Whatever system you are using, there are clear rules you must follow, to ensure that your documentation is accessible. It is important that others can understand what you have recorded, and what that means for the service user you have been caring for.
Good record keeping is an integral part of nursing and midwifery practice, and is essential to the provision of safe and effective care. It is not an optional extra to be fitted in if circumstances allow (NMC 2009)
Keep clear and accurate records relevant to your practice (NMC Code 2015)
This includes but is not limited to patient records. It includes all records that are relevant to your scope of practice. To achieve this, you must:
- Complete all records at the time or as soon as possible after an event, recording if the notes are written sometime after the event.
- Identify any risks or problems that have arisen and the steps taken to deal with them, so that colleagues who use the records have all the information they need.
- Complete all records accurately and without any falsification, taking immediate and appropriate action if you become aware that someone has not kept to these requirements.

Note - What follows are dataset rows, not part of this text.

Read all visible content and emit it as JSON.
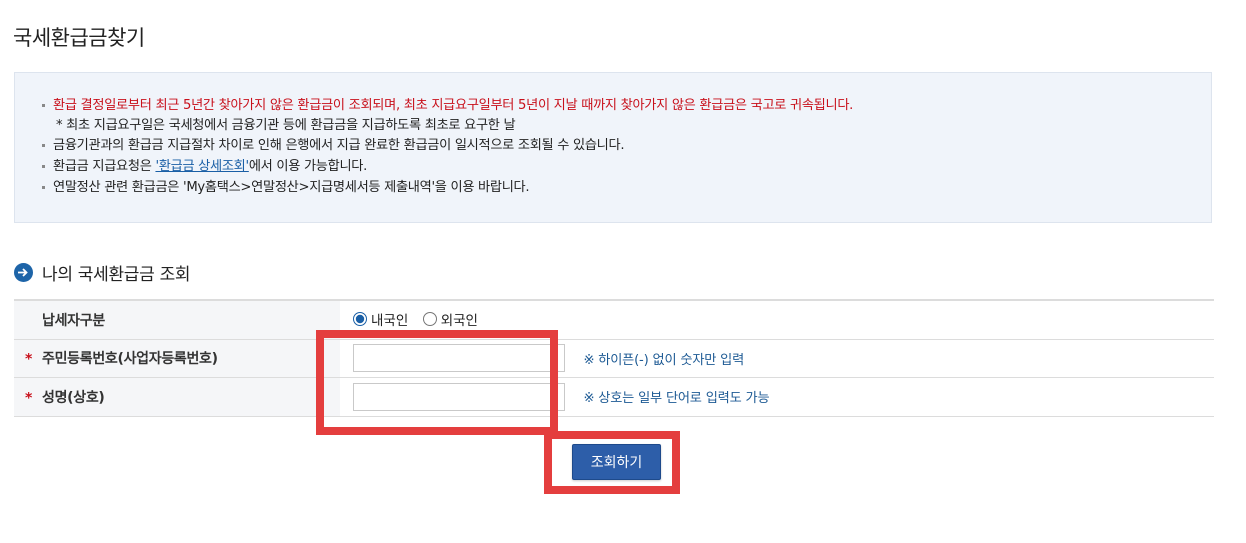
{
  "page": {
    "title": "국세환급금찾기"
  },
  "notice": {
    "items": [
      {
        "text": "환급 결정일로부터 최근 5년간 찾아가지 않은 환급금이 조회되며, 최초 지급요구일부터 5년이 지날 때까지 찾아가지 않은 환급금은 국고로 귀속됩니다."
      },
      {
        "text": "* 최초 지급요구일은 국세청에서 금융기관 등에 환급금을 지급하도록 최초로 요구한 날"
      },
      {
        "text": "금융기관과의 환급금 지급절차 차이로 인해 은행에서 지급 완료한 환급금이 일시적으로 조회될 수 있습니다."
      },
      {
        "prefix": "환급금 지급요청은 ",
        "link": "'환급금 상세조회'",
        "suffix": "에서 이용 가능합니다."
      },
      {
        "text": "연말정산 관련 환급금은 'My홈택스>연말정산>지급명세서등 제출내역'을 이용 바랍니다."
      }
    ]
  },
  "section": {
    "title": "나의 국세환급금 조회"
  },
  "form": {
    "taxpayer_type": {
      "label": "납세자구분",
      "options": [
        "내국인",
        "외국인"
      ],
      "selected": "내국인"
    },
    "id_number": {
      "required_mark": "*",
      "label": "주민등록번호(사업자등록번호)",
      "value": "",
      "hint": "※ 하이픈(-) 없이 숫자만 입력"
    },
    "name": {
      "required_mark": "*",
      "label": "성명(상호)",
      "value": "",
      "hint": "※ 상호는 일부 단어로 입력도 가능"
    }
  },
  "search_button": {
    "label": "조회하기"
  },
  "colors": {
    "notice_red": "#c8101b",
    "link_blue": "#1a5fa6",
    "button_blue": "#2d5ea9",
    "highlight_red": "#e43e3e",
    "notice_bg": "#f0f4fa"
  }
}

- Attribute any entries you make in any paper or electronic records to yourself, making sure they are clearly written, dated and timed, and do not include unnecessary abbreviations, jargon or speculation.
- Take all steps to make sure that all records are kept securely.
- Collect, treat and store all data and research findings appropriately.
The NMC refers to many types of records - not just the services user’s notes. It is important that we use many forms of record keeping and these can include e mails, incident reports, videos, photographs, text messages and tape recordings of telephone conversations.
- Legible hand writing.
- Be objective.
- Be factual consistent and accurate.
- Avoid gaps in medical records.
- Avoid Jargon and abbreviations.
- Document time and date clearly.
- Document as close as possible to time of event or care given.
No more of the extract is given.